Accueil Conseil de Paris Conseil de septembre 2017 Vélib’2

Vélib’2

Réponse de Christophe Najdovski aux interventions relatives à Vélib'2

 

Merci, Monsieur le Maire.

Vélib’ franchit le seuil de la Métropole, et vous savez que ce service, qui était un service essentiellement parisien, devient désormais un service métropolitain. La création du syndicat "Autolib’ Vélib’ Métropole" et la fusion avec Autolib’ attestent aussi de la volonté partagée désormais par plus de 60 communes de développer ce service à l’échelle métropolitaine, là ou auparavant, seules une trentaine de communes étaient concernées par le Vélib’ première génération. Le doublement du nombre de communes concernées montre donc à quel point cette métropolisation est en cours.

Et je dirai que ce n’est pas Paris qui a décidé de confier la gestion à un syndicat, au syndicat "Vélib’ Autolib’ Métropole", présidé jusqu’à présent par ma collègue et voisine Marie-Pierre de LA GONTRIE - et je tiens à remercier son travail, ainsi que le travail mené par les équipes du syndicat -, c’est réellement une construction métropolitaine. Ce n’est pas Paris qui délègue la gestion de Vélib’ ou d’Autolib’ à la Métropole, c’est réellement une construction métropolitaine dans laquelle, ensemble, avec les communes de la Métropole, nous bâtissons et définissons un service en commun.
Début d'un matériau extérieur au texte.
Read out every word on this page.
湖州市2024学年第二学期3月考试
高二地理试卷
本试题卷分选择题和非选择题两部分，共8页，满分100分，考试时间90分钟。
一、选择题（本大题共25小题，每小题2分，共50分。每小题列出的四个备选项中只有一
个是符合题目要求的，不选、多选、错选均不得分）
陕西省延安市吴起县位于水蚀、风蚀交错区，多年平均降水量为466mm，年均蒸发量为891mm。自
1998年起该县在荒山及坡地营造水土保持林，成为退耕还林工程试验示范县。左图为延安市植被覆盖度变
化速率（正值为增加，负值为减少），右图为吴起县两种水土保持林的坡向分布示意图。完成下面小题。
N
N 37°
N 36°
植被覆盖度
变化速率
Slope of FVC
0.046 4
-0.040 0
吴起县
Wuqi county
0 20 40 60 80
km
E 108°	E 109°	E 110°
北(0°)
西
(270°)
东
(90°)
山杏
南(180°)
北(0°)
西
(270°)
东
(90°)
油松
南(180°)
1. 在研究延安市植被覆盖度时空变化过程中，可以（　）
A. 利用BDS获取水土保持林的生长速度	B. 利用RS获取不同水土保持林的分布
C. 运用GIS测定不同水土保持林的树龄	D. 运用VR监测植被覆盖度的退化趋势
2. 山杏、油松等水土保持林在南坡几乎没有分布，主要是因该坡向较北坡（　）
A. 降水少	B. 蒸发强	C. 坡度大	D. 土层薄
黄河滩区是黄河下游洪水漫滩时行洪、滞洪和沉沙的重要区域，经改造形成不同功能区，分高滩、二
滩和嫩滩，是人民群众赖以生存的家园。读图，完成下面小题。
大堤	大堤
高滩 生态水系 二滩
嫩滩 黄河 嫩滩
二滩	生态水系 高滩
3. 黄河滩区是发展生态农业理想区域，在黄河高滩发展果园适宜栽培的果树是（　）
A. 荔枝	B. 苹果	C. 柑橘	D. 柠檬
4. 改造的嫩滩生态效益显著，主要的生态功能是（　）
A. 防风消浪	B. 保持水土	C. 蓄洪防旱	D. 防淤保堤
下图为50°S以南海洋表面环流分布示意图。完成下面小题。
Je rappellerai que, pour ce qui est de notre assemblée, deux réunions d’information, de dialogue et de débat se sont tenues avant l’été : d’abord, une réunion de la 3e Commission, qui était ouverte à tous les élus du Conseil de Paris, où la directrice générale d’"Autolib’ Vélib’ Métropole" était venue justement présenter les évolutions de Vélib’, et tous les élus Conseillers de Paris pouvaient venir à cette réunion.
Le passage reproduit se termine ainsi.